La police poursuivit néanmoins l’enquête, plus perplexe que jamais. De nombreuses empreintes digitales furent collectées à travers tout le pays, puis dans tout le monde anglophone. Personne ne put les identifier. Des habitants d’Adélaïde furent escortés à la morgue dans l’espoir qu’ils puissent donner un nom à cet inconnu. Certains pensaient reconnaître la victime grâce à des photos publiées dans les journaux, d’autres étaient des proches désespérés à la recherche d’un membre de leur famille disparu, mais aucun ne reconnut le corps.
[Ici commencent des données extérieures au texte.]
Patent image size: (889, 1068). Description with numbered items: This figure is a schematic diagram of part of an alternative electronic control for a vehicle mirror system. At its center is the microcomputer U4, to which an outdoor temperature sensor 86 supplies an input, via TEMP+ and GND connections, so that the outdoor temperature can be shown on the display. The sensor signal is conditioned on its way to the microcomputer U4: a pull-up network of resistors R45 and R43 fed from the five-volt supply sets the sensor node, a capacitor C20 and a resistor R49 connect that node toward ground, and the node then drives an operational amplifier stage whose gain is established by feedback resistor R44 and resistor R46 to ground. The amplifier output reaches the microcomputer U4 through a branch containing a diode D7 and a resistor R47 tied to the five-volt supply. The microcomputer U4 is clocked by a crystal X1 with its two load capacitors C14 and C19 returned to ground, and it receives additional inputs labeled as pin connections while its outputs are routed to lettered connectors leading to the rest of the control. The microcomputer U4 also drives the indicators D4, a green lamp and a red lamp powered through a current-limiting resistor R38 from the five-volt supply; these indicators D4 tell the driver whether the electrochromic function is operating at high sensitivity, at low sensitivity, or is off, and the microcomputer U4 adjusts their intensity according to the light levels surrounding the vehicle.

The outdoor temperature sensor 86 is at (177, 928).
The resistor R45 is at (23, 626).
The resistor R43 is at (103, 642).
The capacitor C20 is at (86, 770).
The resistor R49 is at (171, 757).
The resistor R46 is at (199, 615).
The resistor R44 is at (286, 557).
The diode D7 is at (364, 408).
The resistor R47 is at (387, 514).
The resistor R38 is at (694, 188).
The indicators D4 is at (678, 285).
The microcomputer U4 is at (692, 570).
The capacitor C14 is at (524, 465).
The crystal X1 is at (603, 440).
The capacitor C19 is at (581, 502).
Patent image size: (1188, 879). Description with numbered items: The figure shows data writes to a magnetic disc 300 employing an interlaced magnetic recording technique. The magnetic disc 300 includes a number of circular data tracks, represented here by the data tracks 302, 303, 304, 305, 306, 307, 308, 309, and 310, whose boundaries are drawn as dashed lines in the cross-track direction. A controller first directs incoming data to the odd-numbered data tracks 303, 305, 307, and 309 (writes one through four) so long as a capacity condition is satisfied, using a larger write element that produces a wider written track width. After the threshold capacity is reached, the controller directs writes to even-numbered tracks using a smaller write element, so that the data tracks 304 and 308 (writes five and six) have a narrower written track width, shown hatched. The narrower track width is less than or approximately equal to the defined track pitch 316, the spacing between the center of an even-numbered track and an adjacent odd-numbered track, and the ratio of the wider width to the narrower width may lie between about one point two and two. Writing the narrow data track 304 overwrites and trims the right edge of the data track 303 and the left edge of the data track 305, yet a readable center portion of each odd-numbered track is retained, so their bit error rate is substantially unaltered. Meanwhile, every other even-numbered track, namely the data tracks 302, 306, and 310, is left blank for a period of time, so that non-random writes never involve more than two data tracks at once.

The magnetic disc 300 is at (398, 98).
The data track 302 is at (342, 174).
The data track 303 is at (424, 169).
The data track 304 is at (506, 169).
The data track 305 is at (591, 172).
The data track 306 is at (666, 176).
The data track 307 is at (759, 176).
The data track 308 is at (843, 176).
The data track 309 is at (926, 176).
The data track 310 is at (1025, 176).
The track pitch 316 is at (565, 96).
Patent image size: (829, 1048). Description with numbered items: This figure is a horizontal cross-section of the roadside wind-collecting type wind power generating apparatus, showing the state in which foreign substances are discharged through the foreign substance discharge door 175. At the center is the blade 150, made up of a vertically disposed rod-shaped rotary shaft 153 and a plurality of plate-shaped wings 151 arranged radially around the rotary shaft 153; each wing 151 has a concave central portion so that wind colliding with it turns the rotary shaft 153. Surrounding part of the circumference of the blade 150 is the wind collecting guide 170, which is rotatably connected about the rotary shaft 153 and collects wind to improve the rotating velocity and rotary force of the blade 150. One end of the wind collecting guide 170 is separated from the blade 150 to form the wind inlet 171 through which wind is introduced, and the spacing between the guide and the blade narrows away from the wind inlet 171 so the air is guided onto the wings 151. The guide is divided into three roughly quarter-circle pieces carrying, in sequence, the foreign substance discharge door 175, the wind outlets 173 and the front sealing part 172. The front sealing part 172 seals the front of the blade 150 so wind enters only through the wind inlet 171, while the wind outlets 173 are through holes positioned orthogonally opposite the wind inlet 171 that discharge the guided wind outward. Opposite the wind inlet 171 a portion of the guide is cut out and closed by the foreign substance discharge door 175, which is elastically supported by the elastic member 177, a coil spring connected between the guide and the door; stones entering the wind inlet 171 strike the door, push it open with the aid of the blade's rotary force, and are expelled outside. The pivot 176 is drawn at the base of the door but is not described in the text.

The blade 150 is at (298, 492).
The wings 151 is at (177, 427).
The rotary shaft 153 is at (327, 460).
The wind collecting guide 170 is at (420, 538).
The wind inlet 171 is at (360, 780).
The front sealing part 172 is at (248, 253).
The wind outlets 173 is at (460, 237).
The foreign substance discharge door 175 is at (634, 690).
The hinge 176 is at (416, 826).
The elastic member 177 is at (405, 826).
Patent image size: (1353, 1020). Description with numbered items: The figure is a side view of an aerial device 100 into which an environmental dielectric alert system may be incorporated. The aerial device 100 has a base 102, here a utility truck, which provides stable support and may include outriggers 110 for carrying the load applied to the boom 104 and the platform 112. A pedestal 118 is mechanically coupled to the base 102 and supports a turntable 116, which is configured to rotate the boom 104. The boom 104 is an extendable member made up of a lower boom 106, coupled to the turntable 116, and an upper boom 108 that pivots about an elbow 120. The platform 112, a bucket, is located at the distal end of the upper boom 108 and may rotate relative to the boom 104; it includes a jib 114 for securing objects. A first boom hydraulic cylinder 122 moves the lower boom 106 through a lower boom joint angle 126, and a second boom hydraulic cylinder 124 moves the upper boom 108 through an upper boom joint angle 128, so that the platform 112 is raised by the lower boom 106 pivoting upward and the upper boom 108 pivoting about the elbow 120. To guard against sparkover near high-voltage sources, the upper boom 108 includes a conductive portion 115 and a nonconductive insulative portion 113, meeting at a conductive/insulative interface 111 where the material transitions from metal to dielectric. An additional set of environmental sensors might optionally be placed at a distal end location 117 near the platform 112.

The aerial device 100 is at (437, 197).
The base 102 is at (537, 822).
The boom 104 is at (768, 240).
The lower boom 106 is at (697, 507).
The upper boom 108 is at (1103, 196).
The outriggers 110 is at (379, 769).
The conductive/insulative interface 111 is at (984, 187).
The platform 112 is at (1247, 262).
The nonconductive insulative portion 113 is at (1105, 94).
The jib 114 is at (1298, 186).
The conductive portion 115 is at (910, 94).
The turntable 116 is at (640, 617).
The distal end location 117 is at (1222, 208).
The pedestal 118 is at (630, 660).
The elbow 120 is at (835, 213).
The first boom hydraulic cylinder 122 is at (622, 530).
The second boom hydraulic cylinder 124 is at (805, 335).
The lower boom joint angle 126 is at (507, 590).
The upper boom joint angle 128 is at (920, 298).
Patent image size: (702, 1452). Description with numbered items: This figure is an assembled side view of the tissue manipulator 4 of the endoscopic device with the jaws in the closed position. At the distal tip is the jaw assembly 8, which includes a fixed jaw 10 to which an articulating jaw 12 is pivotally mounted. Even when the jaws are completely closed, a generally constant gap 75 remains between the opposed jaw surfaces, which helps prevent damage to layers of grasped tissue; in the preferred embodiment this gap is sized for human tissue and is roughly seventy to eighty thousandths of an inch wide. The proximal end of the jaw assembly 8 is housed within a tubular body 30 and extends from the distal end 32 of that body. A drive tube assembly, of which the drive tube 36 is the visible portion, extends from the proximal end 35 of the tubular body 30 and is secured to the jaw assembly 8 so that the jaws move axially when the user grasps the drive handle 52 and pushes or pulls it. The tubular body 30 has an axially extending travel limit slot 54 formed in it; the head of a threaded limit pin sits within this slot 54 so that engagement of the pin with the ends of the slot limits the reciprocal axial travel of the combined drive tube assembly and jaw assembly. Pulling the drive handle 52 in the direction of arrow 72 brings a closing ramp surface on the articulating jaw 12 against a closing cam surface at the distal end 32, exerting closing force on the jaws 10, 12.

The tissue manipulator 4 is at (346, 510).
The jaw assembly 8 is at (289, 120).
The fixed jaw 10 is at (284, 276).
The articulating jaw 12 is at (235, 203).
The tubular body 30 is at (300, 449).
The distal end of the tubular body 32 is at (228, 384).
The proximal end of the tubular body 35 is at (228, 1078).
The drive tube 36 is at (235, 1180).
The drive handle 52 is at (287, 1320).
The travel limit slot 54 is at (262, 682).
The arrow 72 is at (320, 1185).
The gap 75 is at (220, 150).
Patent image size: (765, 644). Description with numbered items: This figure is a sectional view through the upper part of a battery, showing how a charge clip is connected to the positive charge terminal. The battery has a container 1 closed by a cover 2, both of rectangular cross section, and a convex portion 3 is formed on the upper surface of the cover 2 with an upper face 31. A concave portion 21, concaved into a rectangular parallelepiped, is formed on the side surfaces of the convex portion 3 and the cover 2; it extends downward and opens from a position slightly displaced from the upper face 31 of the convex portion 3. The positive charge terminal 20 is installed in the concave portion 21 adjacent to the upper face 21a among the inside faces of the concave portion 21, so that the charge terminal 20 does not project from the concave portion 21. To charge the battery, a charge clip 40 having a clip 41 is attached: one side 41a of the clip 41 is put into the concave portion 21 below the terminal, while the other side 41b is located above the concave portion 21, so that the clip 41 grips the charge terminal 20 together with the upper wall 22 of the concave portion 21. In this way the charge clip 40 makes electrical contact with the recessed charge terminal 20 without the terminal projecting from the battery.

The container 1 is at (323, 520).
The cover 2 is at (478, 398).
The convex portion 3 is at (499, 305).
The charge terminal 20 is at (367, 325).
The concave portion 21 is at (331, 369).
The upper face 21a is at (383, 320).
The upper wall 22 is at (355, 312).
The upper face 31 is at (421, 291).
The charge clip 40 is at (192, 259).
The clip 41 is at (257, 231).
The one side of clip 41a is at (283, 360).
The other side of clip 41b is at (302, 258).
Le 11 janvier 1949, la police d’Australie méridionale avait suivi pratiquement toutes les pistes dont elle disposait et abandonné chacune d’elle. L’enquête fut alors élargie dans l’espoir de retrouver des objets oubliés ayant appartenu au défunt. Des bagages abandonnés pourraient par exemple donner la preuve que l’inconnu venait de l’étranger. Il fallait donc vérifier les hôtels, les teinturiers, le bureau des objets trouvés et les gares des environs. Rien. Mais le 12 janvier, les enquêteurs envoyés à la gare d’Adélaïde trouvèrent une valise marron qui avait été déposée dans le vestiaire le 30 novembre.
Les employés n’avaient aucun souvenir du propriétaire de la valise et son contenu n’était pas d’une grande aide. Elle renfermait une bobine de fil orange semblable à celui utilisé pour recoudre la poche du pantalon de la victime. À part cela, quelqu’un avait pris soin d’effacer toute trace de l’identité de l’inconnu. La valise ne portait ni autocollant ni marque distinctive, et une étiquette avait été arrachée sur l’un des côtés. Elles avaient été également retirées sur tous les vêtements, sauf trois. Ils portaient les noms de «Kean» ou «T. Kean», mais on ne trouva personne portant ce nom. D’après un journal d’Adélaïde, la police conclut que quelqu’un les «avait laissés volontairement, sachant pertinemment que le nom de la victime n’était pas "Kean" ou "Keane"».
Le reste des affaires était tout aussi vague. Il y avait un kit de pochoirs du style de ceux qu’utiliserait «l’officier de la marine marchande en charge de peindre les noms des cargos», un couteau de table dont le manche était coupé, ainsi qu’un manteau recousu en point de plume, inconnu en Australie. Un tailleur a identifié ce point de couture comme étant américain, ce qui suggérait que le manteau, et sans doute son propriétaire, avaient voyagé durant la guerre. Mais aucun navire n’était venu de l’étranger et les dossiers de l’immigration n’avaient là encore rien donné.
La police fit venir un nouvel expert, John Cleland, professeur émérite en pathologie à l’Université d’Adélaïde, afin qu’il réexamine le corps et les objets personnels de la victime. En avril, soit quatre mois après la découverte de l’inconnu sur la plage, les recherches de Cleland aboutirent à la découverte d’un dernier indice –qui se révélera être le plus déroutant de tous. Cleland découvrit une petite poche cousue à l’intérieur de la ceinture du pantalon de la victime. Les précédentes analyses l’avait manquée, et plusieurs rapports d’enquête la qualifièrent de «poche secrète». Une fois ouverte, on y découvrit deux mots, tapés dans une police élaborée. On pouvait lire: «Tamám Shud».
Frank Kennedy, journaliste d’investigation pour l’Adelaide Advertiser, reconnut la langue comme étant du perse. Il contacta la police et leur suggéra qu’ils se procurent une copie d’un livre de poésie: le Rubaiyat, d’Omar Khayyam. Son œuvre, rédigée au XIIe siècle, était devenue populaire en Australie durant la guerre grâce à la traduction d’Edward Fitzgerald. Ce livre existait dans plusieurs éditions, mais les recherches de la police auprès des bibliothèques, éditeurs et autres librairies n’aboutirent à aucune correspondance typographique. Cependant, on pouvait dire que les mots «Tamám shud» (ou «Taman shud», comme l’écrivirent plusieurs journaux à l’époque) provenaient de réflexions romantiques de Khayyam sur la vie et la mort. Il s’agissait en fait des derniers mots de la plupart des traductions anglaises, et qui signifiaient: «Tout est fini.»